Фэя в грузовике не было, равно как мешков или ящиков, и Вёрджил полчаса прокорячился бугристом сиденье – изогнув шею, смотрел, как плывет на север небо, а длинные ребра облаков загибаются у самой земли, – временами он изучал афишу фильма «Приключения Баккару Банзая».
Он остановил в магазине продавца, у которого одна щека казалась больше другой, и трудно было понять, где на левой стороне его лица начинается рот, но продавец сказал: не-а, не видал я твоего Фэя, глянь-ка через дорогу.
Он заметил его не сразу. Фэй сидел у дальнего конца стойки, выпрямив спину, и склонившись к смуглому, как орех, и вонявшему овцами старикашке; кружка пива прижимала к стойке листок бумаги со списком покупок. Каждый посетитель этого заведения нес на себе какую-то отметину – надпись или картинку на пряжке ремня, футболку, кожаную нашлепку на джинсах, имя, вышитое на шляпной ленте, тисненое «Король лассо» на кепке. Вёрджил махнул, чтобы ему налили пива, и сел рядом с Фэем, который тут же обернулся и спросил:
– Все купил?
– А чего мне покупать? Зубную пасту. И еще эти ебаные марки.

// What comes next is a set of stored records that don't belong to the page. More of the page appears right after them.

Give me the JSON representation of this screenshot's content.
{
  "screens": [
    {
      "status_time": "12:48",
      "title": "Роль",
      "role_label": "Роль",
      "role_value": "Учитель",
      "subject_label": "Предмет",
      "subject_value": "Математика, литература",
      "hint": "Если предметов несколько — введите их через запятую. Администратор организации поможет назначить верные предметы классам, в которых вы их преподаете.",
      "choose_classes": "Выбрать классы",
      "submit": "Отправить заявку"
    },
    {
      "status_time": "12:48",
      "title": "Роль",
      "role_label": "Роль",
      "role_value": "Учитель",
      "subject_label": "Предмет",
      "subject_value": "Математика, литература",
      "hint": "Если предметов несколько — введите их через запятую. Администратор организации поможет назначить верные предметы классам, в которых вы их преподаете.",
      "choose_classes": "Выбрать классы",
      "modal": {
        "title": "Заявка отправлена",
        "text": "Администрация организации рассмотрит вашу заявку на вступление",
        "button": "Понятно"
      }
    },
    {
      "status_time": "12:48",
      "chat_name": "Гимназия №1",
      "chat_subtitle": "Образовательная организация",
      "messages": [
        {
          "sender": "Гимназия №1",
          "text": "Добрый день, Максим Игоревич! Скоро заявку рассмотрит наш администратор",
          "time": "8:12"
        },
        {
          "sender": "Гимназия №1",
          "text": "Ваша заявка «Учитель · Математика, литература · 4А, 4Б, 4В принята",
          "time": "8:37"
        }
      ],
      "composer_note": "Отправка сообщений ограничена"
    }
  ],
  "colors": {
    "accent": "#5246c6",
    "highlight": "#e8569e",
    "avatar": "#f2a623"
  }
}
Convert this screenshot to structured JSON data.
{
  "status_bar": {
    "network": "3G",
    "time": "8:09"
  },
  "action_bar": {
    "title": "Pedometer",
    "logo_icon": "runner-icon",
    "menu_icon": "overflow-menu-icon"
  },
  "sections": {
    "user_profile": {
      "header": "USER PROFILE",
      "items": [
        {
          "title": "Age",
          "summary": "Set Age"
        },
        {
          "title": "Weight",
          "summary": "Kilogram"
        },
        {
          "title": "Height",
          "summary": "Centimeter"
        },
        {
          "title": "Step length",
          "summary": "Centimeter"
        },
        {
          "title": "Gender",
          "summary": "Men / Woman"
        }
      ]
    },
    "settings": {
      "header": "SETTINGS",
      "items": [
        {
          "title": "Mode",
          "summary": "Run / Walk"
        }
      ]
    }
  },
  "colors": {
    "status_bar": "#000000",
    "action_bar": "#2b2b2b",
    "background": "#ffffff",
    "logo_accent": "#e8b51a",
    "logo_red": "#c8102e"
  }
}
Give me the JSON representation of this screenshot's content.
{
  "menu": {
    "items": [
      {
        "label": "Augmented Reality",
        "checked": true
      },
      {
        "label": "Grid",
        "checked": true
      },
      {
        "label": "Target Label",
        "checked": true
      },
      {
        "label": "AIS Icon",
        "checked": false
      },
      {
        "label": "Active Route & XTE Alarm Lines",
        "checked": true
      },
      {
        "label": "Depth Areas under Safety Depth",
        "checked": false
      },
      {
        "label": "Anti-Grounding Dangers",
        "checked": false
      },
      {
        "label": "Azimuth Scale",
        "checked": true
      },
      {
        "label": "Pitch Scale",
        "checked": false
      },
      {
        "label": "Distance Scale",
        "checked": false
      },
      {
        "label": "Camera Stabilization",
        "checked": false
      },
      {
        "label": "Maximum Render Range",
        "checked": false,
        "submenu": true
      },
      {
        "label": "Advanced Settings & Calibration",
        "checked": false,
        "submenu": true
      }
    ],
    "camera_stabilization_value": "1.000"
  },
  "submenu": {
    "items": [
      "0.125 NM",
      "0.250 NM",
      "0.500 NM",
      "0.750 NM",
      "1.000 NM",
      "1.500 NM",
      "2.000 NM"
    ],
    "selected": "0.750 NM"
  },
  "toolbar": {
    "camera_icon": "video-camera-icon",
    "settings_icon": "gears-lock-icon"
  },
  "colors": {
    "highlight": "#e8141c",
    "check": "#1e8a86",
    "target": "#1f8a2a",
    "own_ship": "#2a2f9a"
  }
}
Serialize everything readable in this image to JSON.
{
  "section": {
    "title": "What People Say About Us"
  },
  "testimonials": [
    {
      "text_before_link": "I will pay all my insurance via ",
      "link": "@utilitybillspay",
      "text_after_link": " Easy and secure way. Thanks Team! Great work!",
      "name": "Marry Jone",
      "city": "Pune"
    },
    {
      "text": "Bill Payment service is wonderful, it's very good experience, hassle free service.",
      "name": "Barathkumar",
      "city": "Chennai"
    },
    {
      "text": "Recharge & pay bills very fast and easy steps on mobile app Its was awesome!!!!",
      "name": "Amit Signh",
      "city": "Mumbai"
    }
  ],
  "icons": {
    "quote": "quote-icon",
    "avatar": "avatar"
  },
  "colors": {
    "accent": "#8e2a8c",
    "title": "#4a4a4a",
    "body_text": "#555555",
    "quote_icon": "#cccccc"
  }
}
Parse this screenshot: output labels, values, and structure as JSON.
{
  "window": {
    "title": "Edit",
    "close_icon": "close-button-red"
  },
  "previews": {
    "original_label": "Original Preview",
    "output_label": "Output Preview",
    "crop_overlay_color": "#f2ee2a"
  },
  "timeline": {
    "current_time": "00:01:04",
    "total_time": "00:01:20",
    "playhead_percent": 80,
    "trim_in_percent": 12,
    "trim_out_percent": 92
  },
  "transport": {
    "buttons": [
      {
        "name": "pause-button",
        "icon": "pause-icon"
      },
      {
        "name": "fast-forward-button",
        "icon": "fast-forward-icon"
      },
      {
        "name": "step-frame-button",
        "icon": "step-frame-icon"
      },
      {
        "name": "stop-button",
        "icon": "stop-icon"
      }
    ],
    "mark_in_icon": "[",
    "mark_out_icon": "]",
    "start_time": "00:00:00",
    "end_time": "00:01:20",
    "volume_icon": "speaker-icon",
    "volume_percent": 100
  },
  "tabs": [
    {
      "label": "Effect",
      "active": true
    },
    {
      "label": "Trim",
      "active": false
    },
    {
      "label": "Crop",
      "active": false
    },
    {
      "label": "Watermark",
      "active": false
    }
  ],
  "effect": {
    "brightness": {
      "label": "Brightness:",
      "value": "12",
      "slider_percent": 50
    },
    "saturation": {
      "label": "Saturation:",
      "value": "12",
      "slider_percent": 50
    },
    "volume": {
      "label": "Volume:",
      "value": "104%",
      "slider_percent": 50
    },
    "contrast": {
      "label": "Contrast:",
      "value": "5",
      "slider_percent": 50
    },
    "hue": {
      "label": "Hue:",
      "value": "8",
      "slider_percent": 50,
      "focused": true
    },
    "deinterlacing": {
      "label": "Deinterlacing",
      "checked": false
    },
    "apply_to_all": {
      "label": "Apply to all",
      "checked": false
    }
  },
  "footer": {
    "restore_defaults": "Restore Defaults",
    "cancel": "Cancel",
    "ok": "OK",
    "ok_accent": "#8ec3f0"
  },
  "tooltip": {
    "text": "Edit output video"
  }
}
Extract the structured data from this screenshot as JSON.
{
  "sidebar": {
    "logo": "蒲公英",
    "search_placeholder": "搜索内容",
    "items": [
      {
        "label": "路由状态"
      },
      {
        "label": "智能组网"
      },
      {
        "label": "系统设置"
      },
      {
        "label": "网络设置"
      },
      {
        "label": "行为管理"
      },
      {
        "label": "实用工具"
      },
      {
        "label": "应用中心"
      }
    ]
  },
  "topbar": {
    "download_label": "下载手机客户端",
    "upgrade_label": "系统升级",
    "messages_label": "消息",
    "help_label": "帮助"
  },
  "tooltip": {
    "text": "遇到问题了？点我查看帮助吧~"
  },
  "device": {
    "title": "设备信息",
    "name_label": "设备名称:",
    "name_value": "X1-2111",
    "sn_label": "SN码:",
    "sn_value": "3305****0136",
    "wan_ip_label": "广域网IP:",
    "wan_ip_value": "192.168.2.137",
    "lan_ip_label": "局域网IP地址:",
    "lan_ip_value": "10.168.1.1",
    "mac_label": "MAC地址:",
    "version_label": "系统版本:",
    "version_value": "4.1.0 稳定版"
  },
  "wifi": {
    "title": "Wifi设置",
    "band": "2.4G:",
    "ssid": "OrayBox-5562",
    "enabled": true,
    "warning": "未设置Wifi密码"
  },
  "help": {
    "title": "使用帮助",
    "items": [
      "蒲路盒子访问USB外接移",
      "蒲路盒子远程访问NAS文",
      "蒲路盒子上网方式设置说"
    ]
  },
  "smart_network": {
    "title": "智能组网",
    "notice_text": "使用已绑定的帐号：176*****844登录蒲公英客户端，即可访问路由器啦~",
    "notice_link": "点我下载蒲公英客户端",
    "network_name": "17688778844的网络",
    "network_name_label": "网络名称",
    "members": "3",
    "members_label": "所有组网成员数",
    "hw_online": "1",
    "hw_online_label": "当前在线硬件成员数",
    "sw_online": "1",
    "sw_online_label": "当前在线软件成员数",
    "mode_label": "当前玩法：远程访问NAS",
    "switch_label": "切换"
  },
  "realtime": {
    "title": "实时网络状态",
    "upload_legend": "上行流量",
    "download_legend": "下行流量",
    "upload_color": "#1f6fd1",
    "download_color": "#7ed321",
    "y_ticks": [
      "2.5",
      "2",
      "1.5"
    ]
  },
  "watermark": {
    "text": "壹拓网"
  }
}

– Ты не забыл про куриный корм? – Голос прозвучал жутковатым подражанием Бетти.
– Я думал, ты купишь.
– О господи! «Я думал, ты купишь»… – Он сморщился. – Нет! Это ТЫ должен купить куриный корм, а у меня других дел по горло.
– Еб твою мать, Фэй, откуда я знал, что ты решил повесить этот хлам на меня? Сколько ей надо? Сейчас принесу.
– Все в этом проклятом списке, каждую неделю в этом проклятом списке первой строчкой, куриный корм, куриный корм – проклятые куры дорастут до мулов, если их так кормить.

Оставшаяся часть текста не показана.